Apple has had more than one stab at producing a Macfriendly UNIX operating system. Why? For the same reasons OS X is based on UNIX today: UNIX is stable, has a huge back-catalogue, and gets you into enterprise.

A/UX was their first go. Based on UNIX System V, it was POSIX compliant, had an XWindows server, included TCP/IP networking, and would run on something as lowly as Mac SE/30. It allowed you to run Mac applications alongside UNIX applications. To say it wasn't mainstream was an understatement, but the technology it contained led on to many innovations we take for granted today. It ran Mac software transparently, but it did so by using a virtual machine, and offered the beginnings of a mainstream GUI interface to UNIX. This was before GNU/Linux, and it was very much a closed source.

Apple was so keen to get the Mac into engineering and higher education sites (or at least not have them excluded from them) that it even tried the 'if you can't beat 'em, join 'em' school of software development. The Macintosh Application Environment (MAE) was an emulation package designed to run on Sun Solaris and HP Ultrix that let UNIX denizens run Mac applications.
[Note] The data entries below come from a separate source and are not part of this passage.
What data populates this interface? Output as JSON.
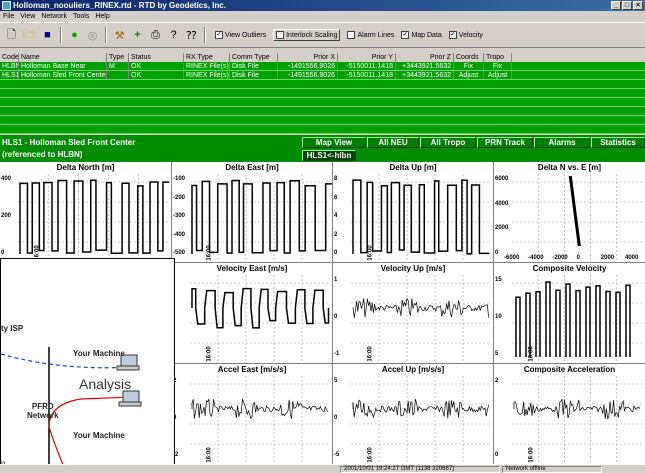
{
  "window": {
    "title": "Holloman_noouliers_RINEX.rtd - RTD by Geodetics, Inc."
  },
  "menu": [
    "File",
    "View",
    "Network",
    "Tools",
    "Help"
  ],
  "toolbar": {
    "checks": [
      {
        "label": "View Outliers",
        "checked": true
      },
      {
        "label": "Interlock Scaling",
        "checked": false
      },
      {
        "label": "Alarm Lines",
        "checked": false
      },
      {
        "label": "Map Data",
        "checked": true
      },
      {
        "label": "Velocity",
        "checked": true
      }
    ]
  },
  "table": {
    "headers": [
      "Code",
      "Name",
      "Type",
      "Status",
      "RX Type",
      "Comm Type",
      "Prior X",
      "Prior Y",
      "Prior Z",
      "Coords",
      "Tropo"
    ],
    "rows": [
      [
        "HLBN",
        "Holloman Base Near",
        "M",
        "OK",
        "RINEX File(s)",
        "Disk File",
        "-1491556.9026",
        "-5150011.1418",
        "+3443921.5632",
        "Fix",
        "Fix"
      ],
      [
        "HLS1",
        "Holloman Sled Front Center",
        "",
        "OK",
        "RINEX File(s)",
        "Disk File",
        "-1491556.9026",
        "-5150011.1418",
        "+3443921.5632",
        "Adjust",
        "Adjust"
      ]
    ]
  },
  "station": {
    "line1": "HLS1 - Holloman Sled Front Center",
    "line2": "(referenced to HLBN)"
  },
  "panel_buttons": [
    "Map View",
    "All NEU",
    "All Tropo",
    "PRN Track",
    "Alarms",
    "Statistics"
  ],
  "sub_button": "HLS1<-hlbn",
  "plots": {
    "r1": [
      {
        "title": "Delta North [m]",
        "ticks": [
          "400",
          "200",
          "0"
        ]
      },
      {
        "title": "Delta East [m]",
        "ticks": [
          "-100",
          "-200",
          "-300",
          "-400",
          "-500"
        ]
      },
      {
        "title": "Delta Up [m]",
        "ticks": [
          "8",
          "6",
          "4",
          "2",
          "0"
        ]
      },
      {
        "title": "Delta N vs. E [m]",
        "ticks": [
          "6000",
          "4000",
          "2000",
          "0"
        ],
        "xticks": [
          "-6000",
          "-4000",
          "-2000",
          "0",
          "2000",
          "4000"
        ]
      }
    ],
    "r2": [
      {
        "title": "Velocity North [m/s]",
        "ticks": []
      },
      {
        "title": "Velocity East [m/s]",
        "ticks": []
      },
      {
        "title": "Velocity Up [m/s]",
        "ticks": [
          "1",
          "0",
          "-1"
        ]
      },
      {
        "title": "Composite Velocity",
        "ticks": [
          "15",
          "10",
          "5"
        ]
      }
    ],
    "r3": [
      {
        "title": "Accel North [m/s/s]",
        "ticks": []
      },
      {
        "title": "Accel East [m/s/s]",
        "ticks": [
          "2",
          "0",
          "-2"
        ]
      },
      {
        "title": "Accel Up [m/s/s]",
        "ticks": [
          "5",
          "0",
          "-5"
        ]
      },
      {
        "title": "Composite Acceleration",
        "ticks": [
          "2",
          "0"
        ]
      }
    ],
    "time_tick": "16:00"
  },
  "status": {
    "time": "2001/10/01 19:24:27 GMT (1138 320667)",
    "network": "Network offline"
  },
  "overlay": {
    "isp": "ty ISP",
    "machine1": "Your Machine",
    "analysis": "Analysis",
    "network": "PFRD\nNetwork",
    "machine2": "Your Machine",
    "tail": "n"
  },
  "colors": {
    "grid_green": "#00a000",
    "trace": "#000000",
    "title_blue": "#0a246a"
  }
}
In fact, MAE emulated pretty much the entire Mac OS 7.5 in an X Window. So you could do your finite-element-analysis work on your trusty SPARCstation, and then fire up MacWrite to produce the report in. You could copy and paste between UNIX and Mac environments, open files from NFS volumes, and, perhaps most importantly, run the sorts of applications not normally found on standard UNIX machines such as PageMaker or QuarkXPress.

Although dropped in 2004, HyperCard was a tool for creating object-based documents (stacks) that contained both the code and data. It was easy to use and fun to program using English-like HyperTalk. How important was it? Well, it influenced or inspired the development of JavaScript, AppleScript, HTTP, web browsers, and even the concept of the wiki. Even the original Myst game was written in it.